Potret Bima, Kahaba.- Beranjak dari pos terakhir, hanya butuh waktu 30-60 menit untuk mencapai bibir kawah Gunung Tambora. Puncak dari jauh terlihat menjulang kokoh berwarna kecoklatan, menggoda siapapun agar segera menuntaskan hajat pendakian, untuk berdiri di titik tertinggi Pulau Sumbawa yang pernah sekali merubah sejarah dunia. Setelah tanjakan menggila menguras tenaga dan kewarasan, hamparan pasir dan kerikil yang labil akan mengantarkan kita menuju tempat itu.
Memulai perjalanan pagi dari pos 3, Sabtu (9/6) siang kami berhasil menjejakkan kaki di puncak gunung Tambora. Belasan jam jaraknya berjalan dari hingar-bingar manusia membuat kita saat berada di puncak betul-betul menghayati momen dimana kita merasa sangat kecil dibandingkan keagungan ciptaan Yang Maha Kuasa. Di ketinggian 2.800 mdpl ini kami tak hentinya mengucap syukur atas kesempatan dan kekuatan sehingga masih bisa menyaksikan bentang alam yang luar biasa dari atas puncak Pulau Sumbawa.
Meskipun cuaca terbilang cerah, namun hamparan awan yang mendominasi pandangan di ufuk barat membuat puncak Gunung Rinjani yang dikabarkan bisa terlihat dari puncak Tambora terhalang. Di sekitar kaki gunung terlihat beberapa titik yang menandakan adanya aktivitas pemukiman manusia pada beberapa desa di Tambora, memanfaatkan hasil alam Tambora yang subur. Hamparan hijau hutan perawan juga memikat mata, berpadu dengan rona kecoklatan yang menandakan hamparan vegetasi sabana diatas tanah berpasir bekas letusan. Pulau Satonda juga terlihat jelas dari sini, letusan besar tambora menciptakan danau besar di pulau yang memiliki keanekaragaman hayati yang unik itu. Pendek kata, berdiri diatas puncak Tambora seperti sedang berada diatas awan yang berserakan tipis seperti lapangan maha luas dengan sajian pemandangan yang memukau dibawahnya. Begitu indah, guman ku dalam hati.

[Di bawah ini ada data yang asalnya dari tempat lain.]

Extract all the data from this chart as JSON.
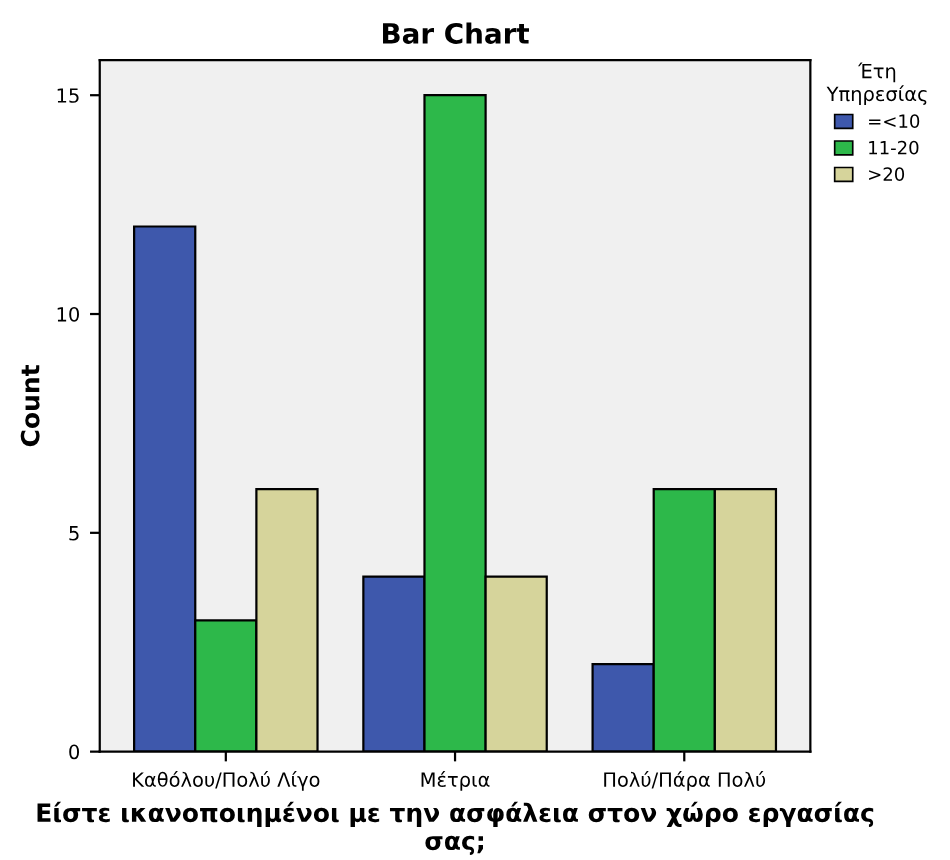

Kawah Gunung Tambora tentunya tak kalah menariknya. Dengan diameter kawah sekitar 8 km, yang menjadikan gunung berapi ini sebagai salah satu gunung api aktif yang memiliki kawah terbesar di dunia. Luasnya kawah menjadi saksi bisu kedahsyatan letusan gunung ini 200 tahun yang lalu. Sebelum meletus pada April 1815, Gunung Tambora (Tomboro) adalah gunung api aktif tertinggi kedua setelah Puncak Jaya/Carstensz Piramid (4.884 mdpl) di Papua. Sebelum meletus, Gunung Tambora memiliki ketinggian 4.300 m dpl tetapi setelah letusan dahsyat, separuh puncaknya gunungnya ambruk dan menyisakan ketinggian 2.851 mdpl. Ditengah cekungan kawah, 1200 meter dibawah sana terlihat Doro Afi Toi, anak gunung baru yang muncul beberapa tahun terakhir dan tak henti mengeluarkan asap belerang. Krisis pemberitaan mengenai Tambora yang mulai ‘batuk-batuk’ tahun lalu kabarnya terkait aktivitas vulkanik di gunung baru itu.
Tahun tanpa musim panas, begitu orang eropa menyebutnya. Letusan Gunung Tambora pada tahun 1815 begitu banyak terekam dalam sejarah dunia sebagai letusan gunung stratovulcanik yang berpengaruh terhadap perubahan cuaca dunia. Lebih dari 300 hari lamanya belahan benua eropa dibuat gulita akibat semburan abu letusan Tambora yang beredar di atmosfer bumi. Tiga kerajaan besar yang berada di kaki gunung ini juga hilang bersama penduduknya, meninggalkan catatan sejarah berupa puing-puing reruntuhan bangunan dan mayat manusia dalam tumpukan pasir sedalam lebih dari tiga meter. Sisa-sisa peradaban Tambora yang mirip dengan situs bekas kota Pompeii di Eropa kini menjadi objek eksavasi para arkeolog yang ingin mengungkap misteri peradaban sebelum Tambora Murka.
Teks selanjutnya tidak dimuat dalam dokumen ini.